The transformation $T$ from the $z$-plane where $z=x+iy$, to the $w$-plane where $w=u+iv$ is given by
$$w=\frac{-iz+i}{z+1}$$
- The transformation $T$ maps the points on a circle $\lvert\,z\,\rvert=1$ , to points on a line l in the $w$-plane. Find the equation of l
I managed to do this part, the equation of the line is $v=0$, i.e. the $u$ axis
- Shade on an Argand diagram the region $R$ of the $w$-plane which is the image of $\lvert\,z\,\rvert\,\leq1$
I thought the shaded region should be everything above the $u$ axis, but the answer given in the book is everything below the $u$ axis.
What I tried to arrive at my answer is just subbing a point inside the unit circle, say $z=0.75$ which gives $w = 0+0.01428i$ which is above the $u$ axis, so my reasoning was that a point inside the unit circle ($z$-plane) corresponds to a point above the $u$-axis ($w$-plane). Any thoughts?
Thanks in advance.
While the question has been essentially answered in a comment, here is a longer answer.
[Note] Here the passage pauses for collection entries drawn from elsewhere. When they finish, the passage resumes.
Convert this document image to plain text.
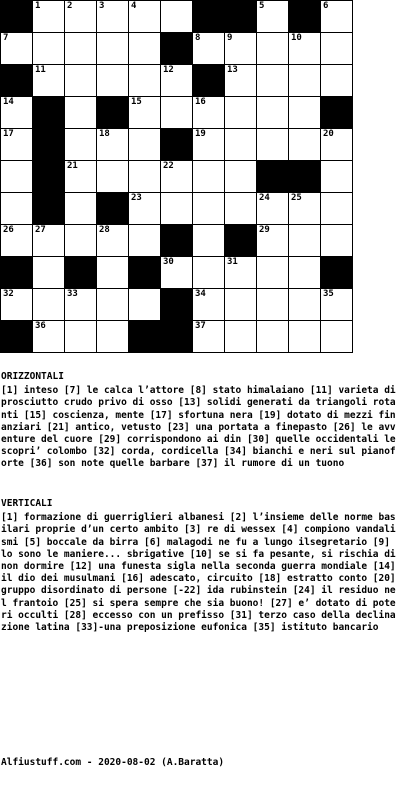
1	2	3	4	5	6
7	8	9	10
11	12	13
14	15	16
17	18	19	20
21	22
23	24 25
26 27	28	29
30	31
32	33	34	35
36	37
ORIZZONTALI
[1] inteso [7] le calca l’attore [8] stato himalaiano [11] varieta di prosciutto crudo privo di osso [13] solidi generati da triangoli rotanti [15] coscienza, mente [17] sfortuna nera [19] dotato di mezzi finanziari [21] antico, vetusto [23] una portata a finepasto [26] le avventure del cuore [29] corrispondono ai din [30] quelle occidentali le scopri’ colombo [32] corda, cordicella [34] bianchi e neri sul pianoforte [36] son note quelle barbare [37] il rumore di un tuono
VERTICALI
[1] formazione di guerriglieri albanesi [2] l’insieme delle norme basilari proprie d’un certo ambito [3] re di wessex [4] compiono vandalismi [5] boccale da birra [6] malagodi ne fu a lungo ilsegretario [9] lo sono le maniere... sbrigative [10] se si fa pesante, si rischia di non dormire [12] una funesta sigla nella seconda guerra mondiale [14] il dio dei musulmani [16] adescato, circuito [18] estratto conto [20] gruppo disordinato di persone [-22] ida rubinstein [24] il residuo nel frantoio [25] si spera sempre che sia buono! [27] e’ dotato di poteri occulti [28] eccesso con un prefisso [31] terzo caso della declinazione latina [33]-una preposizione eufonica [35] istituto bancario
Alfiustuff.com - 2020-08-02 (A.Baratta)
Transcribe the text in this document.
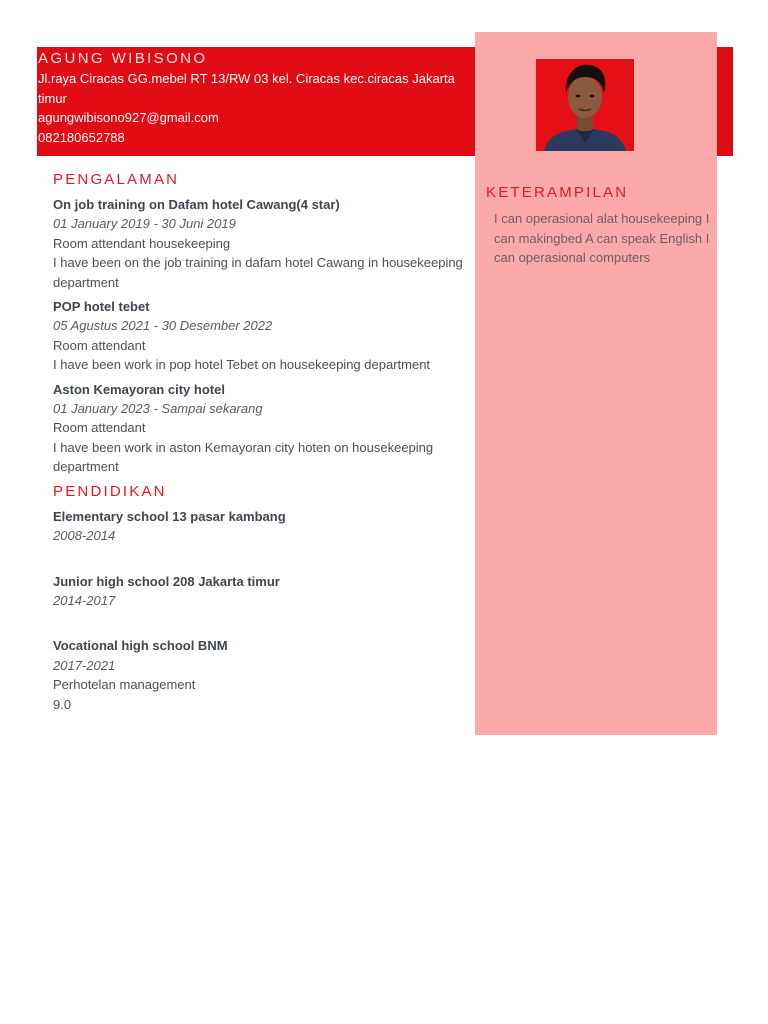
AGUNG WIBISONO
Jl.raya Ciracas GG.mebel RT 13/RW 03 kel. Ciracas kec.ciracas Jakarta timur
agungwibisono927@gmail.com
082180652788
KETERAMPILAN
I can operasional alat housekeeping I can makingbed A can speak English I can operasional computers
PENGALAMAN
On job training on Dafam hotel Cawang(4 star)
01 January 2019 - 30 Juni 2019
Room attendant housekeeping
I have been on the job training in dafam hotel Cawang in housekeeping department
POP hotel tebet
05 Agustus 2021 - 30 Desember 2022
Room attendant
I have been work in pop hotel Tebet on housekeeping department
Aston Kemayoran city hotel
01 January 2023 - Sampai sekarang
Room attendant
I have been work in aston Kemayoran city hoten on housekeeping department
PENDIDIKAN
Elementary school 13 pasar kambang
2008-2014
Junior high school 208 Jakarta timur
2014-2017
Vocational high school BNM
2017-2021
Perhotelan management
9.0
If one knows that Möbius transformations map circles to generalized circles, then it's enough to determine the transforms of $\,3\,$ points on the unit circle. Choosing those to be $1 \mapsto 0\,$, $\,i \mapsto 1\,$ and $\,-i \mapsto -1\,$, it follows that the image of the unit circle is the real axis.
Otherwise, the same result can be derived by rewriting $\displaystyle\,w=\frac{-iz+i}{z+1} \iff z = \frac{1+iw}{-1+iw}\,$, then $|z|=1 \iff |1+iw|=|1-iw|\,$. Squaring the latter equality and using that $\,|a|^2=a \bar a\,$:
$$\require{cancel} \begin{align} (1+iw)(1-i \bar w) = (1-iw)(1+i \bar w) \quad &\iff \quad \bcancel{1} - i \bar w+iw+ \cancel{w \bar w} = \bcancel{1} + i \bar w -i w + \cancel{w \bar w} \\[5px] &\iff \quad w - \bar w= 0 \end{align} $$
Therefore the equation of l is $\,w-\bar w = 0\,$, which represents the real axis.
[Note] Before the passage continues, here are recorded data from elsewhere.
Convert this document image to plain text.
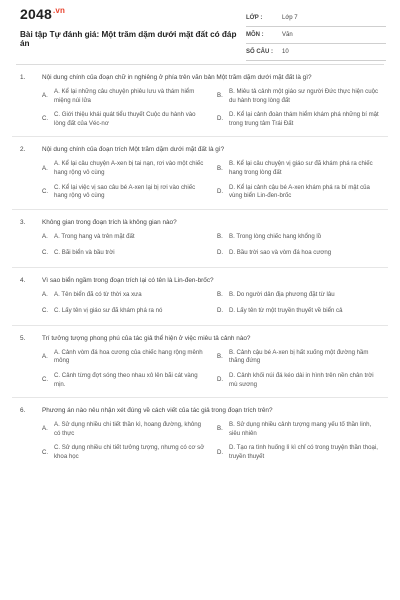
$2048^{.vn}$
Bài tập Tự đánh giá: Một trăm dặm dưới mặt đất có đáp án
LỚP :	Lớp 7
MÔN :	Văn
SỐ CÂU :	10
1.	Nội dung chính của đoạn chữ in nghiêng ở phía trên văn bản Một trăm dặm dưới mặt đất là gì?
A.
A. Kể lại những câu chuyện phiêu lưu và thám hiểm miệng núi lửa
B.
B. Miêu tả cảnh một giáo sư người Đức thực hiện cuộc du hành trong lòng đất
C.
C. Giới thiệu khái quát tiểu thuyết Cuộc du hành vào lòng đất của Véc-nơ
D.
D. Kể lại cảnh đoàn thám hiểm khám phá những bí mật trong trung tâm Trái Đất
2.	Nội dung chính của đoạn trích Một trăm dặm dưới mặt đất là gì?
A.
A. Kể lại câu chuyện A-xen bị tai nạn, rơi vào một chiếc hang rộng vô cùng
B.
B. Kể lại câu chuyện vị giáo sư đã khám phá ra chiếc hang trong lòng đất
C.
C. Kể lại việc vị sao câu bé A-xen lại bị rơi vào chiếc hang rộng vô cùng
D.
D. Kể lại cảnh cậu bé A-xen khám phá ra bí mật của vùng biển Lin-đen-brốc
3.	Không gian trong đoạn trích là không gian nào?
A.	A. Trong hang và trên mặt đất	B.	B. Trong lòng chiếc hang khổng lồ
C. C. Bãi biển và bầu trời	D. D. Bầu trời sao và vòm đá hoa cương
4.	Vì sao biển ngầm trong đoạn trích lại có tên là Lin-đen-brốc?
A.	A. Tên biển đã có từ thời xa xưa	B.	B. Do người dân địa phương đặt từ lâu
C. C. Lấy tên vị giáo sư đã khám phá ra nó	D. D. Lấy tên từ một truyền thuyết về biển cả
5.	Trí tưởng tượng phong phú của tác giả thể hiện ở việc miêu tả cảnh nào?
A.
A. Cảnh vòm đá hoa cương của chiếc hang rộng mênh mông
B.
B. Cảnh cậu bé A-xen bị hất xuống một đường hầm thăng đứng
C.
C. Cảnh từng đợt sóng theo nhau xô lên bãi cát vàng mịn.
D.
D. Cảnh khối núi đá kéo dài in hình trên nền chân trời mù sương
6.	Phương án nào nêu nhận xét đúng về cách viết của tác giả trong đoạn trích trên?
A.
A. Sử dụng nhiều chi tiết thần kì, hoang đường, không có thực
B.
B. Sử dụng nhiều cảnh tượng mang yếu tố thần linh, siêu nhiên
C.
C. Sử dụng nhiều chi tiết tưởng tượng, nhưng có cơ sở khoa học
D.
D. Tạo ra tình huống lì kì chỉ có trong truyện thần thoại, truyền thuyết
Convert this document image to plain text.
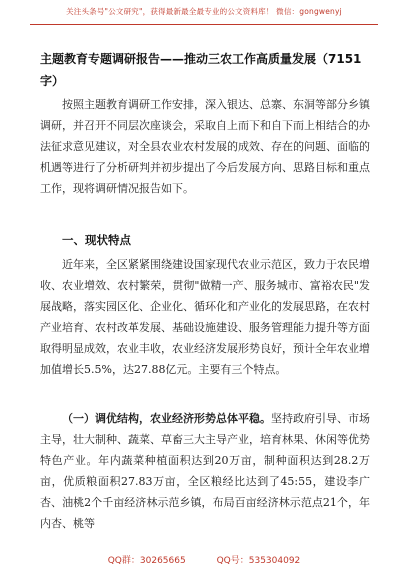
关注头条号"公文研究"，获得最新最全最专业的公文资料库！ 微信：gongwenyj
主题教育专题调研报告——推动三农工作高质量发展（7151字）
按照主题教育调研工作安排，深入银达、总寨、东洞等部分乡镇调研，并召开不同层次座谈会，采取自上而下和自下而上相结合的办法征求意见建议，对全县农业农村发展的成效、存在的问题、面临的机遇等进行了分析研判并初步提出了今后发展方向、思路目标和重点工作，现将调研情况报告如下。
一、现状特点
近年来，全区紧紧围绕建设国家现代农业示范区，致力于农民增收、农业增效、农村繁荣，贯彻"做精一产、服务城市、富裕农民"发展战略，落实园区化、企业化、循环化和产业化的发展思路，在农村产业培育、农村改革发展、基础设施建设、服务管理能力提升等方面取得明显成效，农业丰收，农业经济发展形势良好，预计全年农业增加值增长5.5%，达27.88亿元。主要有三个特点。
（一）调优结构，农业经济形势总体平稳。坚持政府引导、市场主导，壮大制种、蔬菜、草畜三大主导产业，培育林果、休闲等优势特色产业。年内蔬菜种植面积达到20万亩，制种面积达到28.2万亩，优质粮面积27.83万亩，全区粮经比达到了45:55，建设李广杏、油桃2个千亩经济林示范乡镇，布局百亩经济林示范点21个，年内杏、桃等
QQ群：30265665	QQ号：535304092
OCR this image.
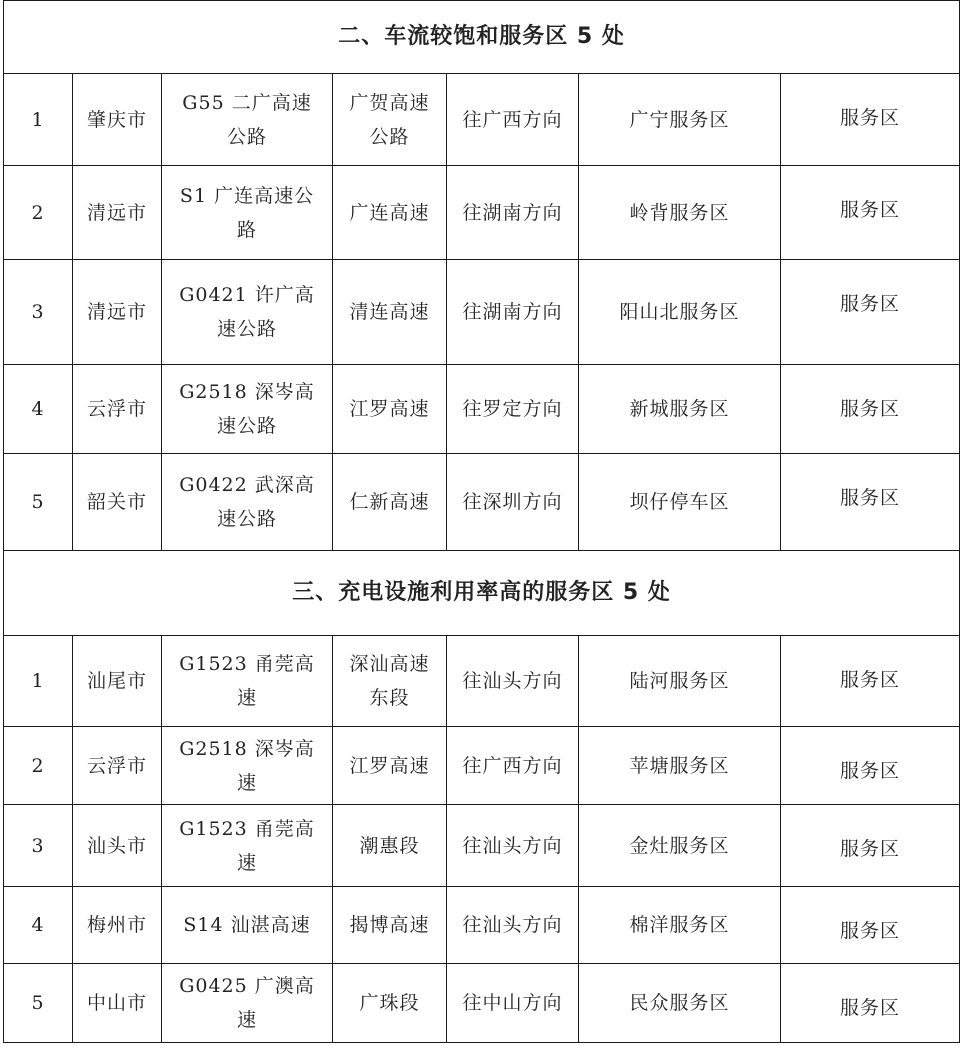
二、车流较饱和服务区 5 处						
1	肇庆市	G55 二广高速公路	广贺高速公路	往广西方向	广宁服务区	服务区
2	清远市	S1 广连高速公路	广连高速	往湖南方向	岭背服务区	服务区
3	清远市	G0421 许广高速公路	清连高速	往湖南方向	阳山北服务区	服务区
4	云浮市	G2518 深岑高速公路	江罗高速	往罗定方向	新城服务区	服务区
5	韶关市	G0422 武深高速公路	仁新高速	往深圳方向	坝仔停车区	服务区
三、充电设施利用率高的服务区 5 处						
1	汕尾市	G1523 甬莞高速	深汕高速东段	往汕头方向	陆河服务区	服务区
2	云浮市	G2518 深岑高速	江罗高速	往广西方向	苹塘服务区	服务区
3	汕头市	G1523 甬莞高速	潮惠段	往汕头方向	金灶服务区	服务区
4	梅州市	S14 汕湛高速	揭博高速	往汕头方向	棉洋服务区	服务区
5	中山市	G0425 广澳高速	广珠段	往中山方向	民众服务区	服务区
By continuity, the interior of the unit circle will map to one of the half-planes having the real axis as boundary. To determine which one, it is enough (as noted in a comment already) to choose an arbitrary point strictly inside the unit circle and determine its image. Choosing the origin for example $\,0 \mapsto i\,$, so the interior of the unit disc maps to the upper half-plane above the real axis.